By Madhu Balaji
Copyright thehindubusinessline
Euro Pratik Sales Ltd’s initial public offering (IPO) has entered last day of bidding with 75 per cent subscription so far. According to exchange data at 10.15 am on September 18, 2025, the IPO received bids for 1.01 crore shares against the 1.34 crore shares on offer.
Subscription status on Day 2
On the Day 2, the IPO received 70 per cent subscription. The non-institutional investors (NIIs) category led with 1.23 times subscription, while the retail individual investor (RIIs) segment saw 71 per cent subscription. The qualified institutional buyer (QIB) portion recorded 26 per cent subscription and the employee portion stood at 2.25 times.
Anchor portion
Ahead of the IPO, the company raised ₹135 crore from anchor investors. About 54.64 lakh equity shares were allotted to investors including 360 One group, Motilal Oswal Mutual Fund (MF), ITI MF, Alchemy Capital Management, Nuvama Wealth, Ashish Kacholia-backed Bengal Finance and Investment, Turnaround Opportunities Fund, at ₹247 per share, aggregating the fund raising to ₹134.97 crore.
IPO details
The ₹451.32 crore public issue is entirely an offer-for-sale by promoters, with no fresh issue component. The price band has been set between ₹235 and ₹247 per share.
Axis Capital and DAM Capital Advisors are acting as the book-running lead managers, and the company’s shares will be listed on both the NSE and BSE.
Business portfolio
Euro Pratik offers a wide range of products for residential and commercial applications, marketed under its flagship brands ‘Euro Pratik’ and ‘Gloirio’. Operating on an asset-light model, the company outsources manufacturing to contract partners in South Korea, China, and the US.
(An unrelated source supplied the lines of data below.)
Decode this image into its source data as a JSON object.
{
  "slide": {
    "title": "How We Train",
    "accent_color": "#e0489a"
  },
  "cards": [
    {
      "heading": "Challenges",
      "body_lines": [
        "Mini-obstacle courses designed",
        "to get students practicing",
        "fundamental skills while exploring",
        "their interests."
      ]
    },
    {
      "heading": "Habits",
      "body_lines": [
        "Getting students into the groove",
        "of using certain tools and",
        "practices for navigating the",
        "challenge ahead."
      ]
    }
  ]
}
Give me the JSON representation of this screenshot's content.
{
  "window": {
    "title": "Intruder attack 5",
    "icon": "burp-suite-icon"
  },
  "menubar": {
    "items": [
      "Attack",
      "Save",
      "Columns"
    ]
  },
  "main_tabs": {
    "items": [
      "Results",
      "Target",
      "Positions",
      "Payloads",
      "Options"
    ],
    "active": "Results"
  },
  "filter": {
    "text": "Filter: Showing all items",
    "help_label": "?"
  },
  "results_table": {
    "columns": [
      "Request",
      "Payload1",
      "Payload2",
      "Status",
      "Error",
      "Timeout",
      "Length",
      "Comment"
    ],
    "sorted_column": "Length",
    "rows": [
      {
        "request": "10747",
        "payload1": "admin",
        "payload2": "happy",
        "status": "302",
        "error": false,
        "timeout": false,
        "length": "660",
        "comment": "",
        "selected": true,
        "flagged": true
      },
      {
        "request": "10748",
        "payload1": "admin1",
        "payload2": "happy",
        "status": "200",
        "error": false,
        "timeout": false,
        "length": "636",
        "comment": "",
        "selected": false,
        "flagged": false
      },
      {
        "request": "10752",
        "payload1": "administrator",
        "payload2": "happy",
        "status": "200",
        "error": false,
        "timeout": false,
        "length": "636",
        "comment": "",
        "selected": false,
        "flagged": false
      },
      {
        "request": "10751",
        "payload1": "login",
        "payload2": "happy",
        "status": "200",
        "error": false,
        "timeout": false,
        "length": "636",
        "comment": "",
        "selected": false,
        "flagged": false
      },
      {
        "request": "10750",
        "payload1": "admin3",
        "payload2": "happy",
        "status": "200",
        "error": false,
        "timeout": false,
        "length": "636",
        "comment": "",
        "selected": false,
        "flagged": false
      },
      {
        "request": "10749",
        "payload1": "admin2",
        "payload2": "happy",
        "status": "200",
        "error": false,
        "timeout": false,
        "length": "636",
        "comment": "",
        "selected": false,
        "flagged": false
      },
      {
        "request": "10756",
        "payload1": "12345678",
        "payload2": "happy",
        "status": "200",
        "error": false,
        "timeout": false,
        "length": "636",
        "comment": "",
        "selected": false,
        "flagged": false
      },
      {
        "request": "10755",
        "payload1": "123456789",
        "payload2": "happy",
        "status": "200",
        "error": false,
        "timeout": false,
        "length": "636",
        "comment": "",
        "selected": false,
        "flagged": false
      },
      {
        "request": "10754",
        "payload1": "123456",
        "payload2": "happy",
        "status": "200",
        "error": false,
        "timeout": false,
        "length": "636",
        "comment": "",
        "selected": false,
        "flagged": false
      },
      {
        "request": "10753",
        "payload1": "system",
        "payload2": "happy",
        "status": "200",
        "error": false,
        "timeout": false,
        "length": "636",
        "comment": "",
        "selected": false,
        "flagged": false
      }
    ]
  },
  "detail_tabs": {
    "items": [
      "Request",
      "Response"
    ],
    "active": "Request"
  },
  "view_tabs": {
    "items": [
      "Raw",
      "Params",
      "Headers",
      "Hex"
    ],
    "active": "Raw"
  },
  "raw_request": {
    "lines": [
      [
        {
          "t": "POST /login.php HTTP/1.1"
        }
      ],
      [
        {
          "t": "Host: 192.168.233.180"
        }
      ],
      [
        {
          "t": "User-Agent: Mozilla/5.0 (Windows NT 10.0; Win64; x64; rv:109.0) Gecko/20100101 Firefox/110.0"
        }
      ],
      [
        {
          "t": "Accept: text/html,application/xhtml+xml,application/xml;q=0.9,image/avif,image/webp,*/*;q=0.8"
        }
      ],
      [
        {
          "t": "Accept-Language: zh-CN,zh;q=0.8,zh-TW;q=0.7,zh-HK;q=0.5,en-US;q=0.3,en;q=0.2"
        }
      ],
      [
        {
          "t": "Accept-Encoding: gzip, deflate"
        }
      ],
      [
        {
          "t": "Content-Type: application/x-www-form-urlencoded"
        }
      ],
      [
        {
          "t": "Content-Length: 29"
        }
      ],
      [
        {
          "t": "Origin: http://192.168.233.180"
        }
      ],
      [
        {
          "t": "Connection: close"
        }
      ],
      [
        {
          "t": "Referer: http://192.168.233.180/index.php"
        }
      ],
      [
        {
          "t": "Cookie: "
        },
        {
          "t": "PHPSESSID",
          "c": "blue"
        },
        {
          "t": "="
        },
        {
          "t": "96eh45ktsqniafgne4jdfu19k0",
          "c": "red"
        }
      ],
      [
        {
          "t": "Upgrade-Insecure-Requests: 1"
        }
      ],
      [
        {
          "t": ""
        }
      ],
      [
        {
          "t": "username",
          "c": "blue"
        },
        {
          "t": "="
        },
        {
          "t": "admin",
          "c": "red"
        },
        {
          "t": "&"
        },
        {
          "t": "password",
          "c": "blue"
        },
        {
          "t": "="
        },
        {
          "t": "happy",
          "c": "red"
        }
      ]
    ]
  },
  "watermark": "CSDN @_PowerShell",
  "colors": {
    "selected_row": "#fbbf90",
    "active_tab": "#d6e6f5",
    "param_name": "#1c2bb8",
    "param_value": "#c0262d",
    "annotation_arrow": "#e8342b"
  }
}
The company’s revenue from operations rose by 28 per cent to ₹284.23 crore in fiscal 2025 and the profit after tax was up nearly 22 per cent to ₹76.44 crore.
Brokerages view
Euro Pratik IPO is viewed by brokerages as a “subscribe” in general, particularly for those wanting long-term exposure. Risk-averse investors might want to wait and see how subscription pans out.
According to HDFC Securities, the key concerns largely stem from its operational dependencies and business risks. The company faces vulnerabilities such as accidents or damage to its warehousing facilities, exposure to exchange rate fluctuations, and a high reliance on its largest contract manufacturer as well as on its top 30 distributors.
The company has also reported negative cash flows from operating activities and engages in related-party transactions, which raise governance concerns.